Alternately, cells may be engineered to express a nuclear protein, such as the histone protein H2B, that is fused to green fluorescent protein (GFP) in order to provide highly accurate cell counts (3). With this approach, creating new stable cell lines before every experiment may be required. Since GFP fluorescence microscopy uses one fluorescence channel, immunofluorescence analysis of other proteins may also be limited.

Such difficulties have prompted a search for alternative methods of cell counting using bright-field microscopy. Generally, bright-field microscopy of flat, adherent cells suffers because cultured cells are transparent. As a result, contrast is very poor, particularly when imaging is done in the growth plane itself. Several software-based algorithms have recently been developed to improve contrast in bright-field images (4-6). Counting cells is relatively easy for naturally round, individually growing cells such as yeast (7). However, when flat, adherent cells must be quantitated, digital holography (8), z-projection of multiple z-stacked images (9), or intensity derivation (10) may be required to improve contrast and allow cell counting. These methods require acquisition of multipleimages followed by application of an image analysis algorithm, making them best suited to automated, high content screening microscopy.

Method summary

Unstained adherent cells are illuminated with monochromatic light through a pinhole aperture. In defocused bright-field images, each cell creates a bright spot that allows easy automated cell counting from single images. Contrast and counting accuracy can be further enhanced by brief swelling of cells in PBS.
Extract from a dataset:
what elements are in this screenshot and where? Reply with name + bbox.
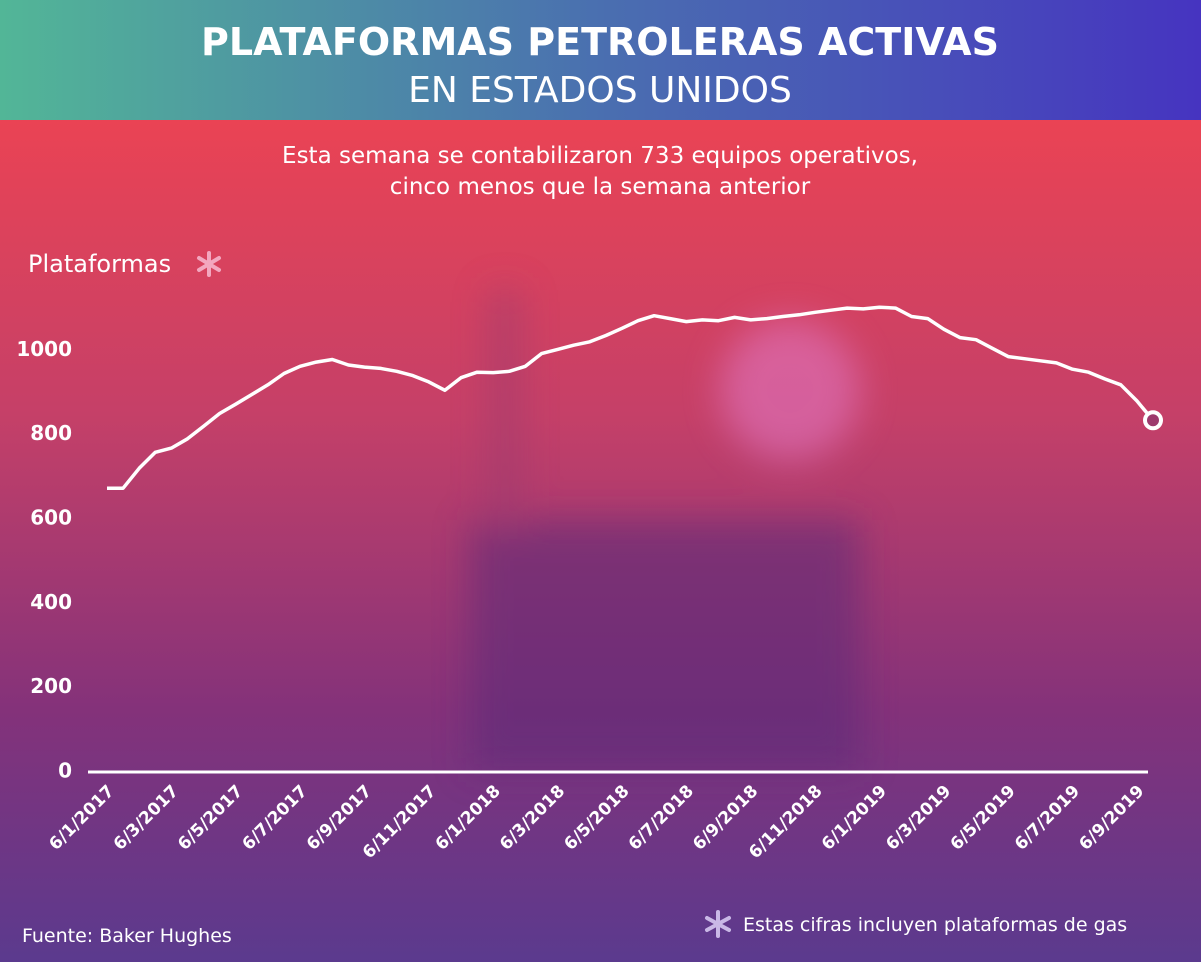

Here we present a simple procedure to generate high-contrast images of flat, adherent and possibly confluent cells. The resulting images can be analyzed with free, readily available software tools, such as the ITCN plugin for ImageJ (11) or CellC analysis software (12). Cells may be counted directly from single bright-field images. Our approach allows users to count cells using a standard microscope present in most cell culture laboratories. Furthermore, it does not necessitate tagging of cell lines with fluorescent dyes or any other method of nuclear staining.


Cell culture

Cell culture plates were pretreated with 0.1% poly-L-lysine solution for 15 min, washed 4 times, and stored at 4°C. Human neuroblastoma (SH-EP) cells expressing the GFP-tagged nuclear histone H2B protein (SHEP-GFP) were cultured in DMEM supplemented with 4.5 g/l D-glucose, 10% fetal bovine serum, 100 IU/mL penicillin, and 100 µg/mL streptomycin at 37°C/5% CO2. SHEP-GFP cells were plated at densities of 50,000–5 million per well in 12-well plates and grown overnight. Live cells were imaged directly in culture media. Alternatively, the culture media was suctioned and replaced by PBS for 15 min prior to imaging to induce swelling of cells.


Images were acquired on an Olympus IX70 inverted fluorescence microscope (Olympus America Inc., Center Valley, NJ), using a 4×/0.13 NA Uplan air objective and a 2 megapixel Olympus MicroFire CCD camera. Parallel GFP fluorescence and pinhole illumination images were recorded for each growth region. Fluorescence images were recorded in-focus at exposure times of 300 ms, using the Fluorescein/ GFP filter cube (U-MNIB). For pinhole illumination, cells were illuminated by the tungsten halogen lamp at full power with the condenser fully open, without phase rings or filters in the illumination path.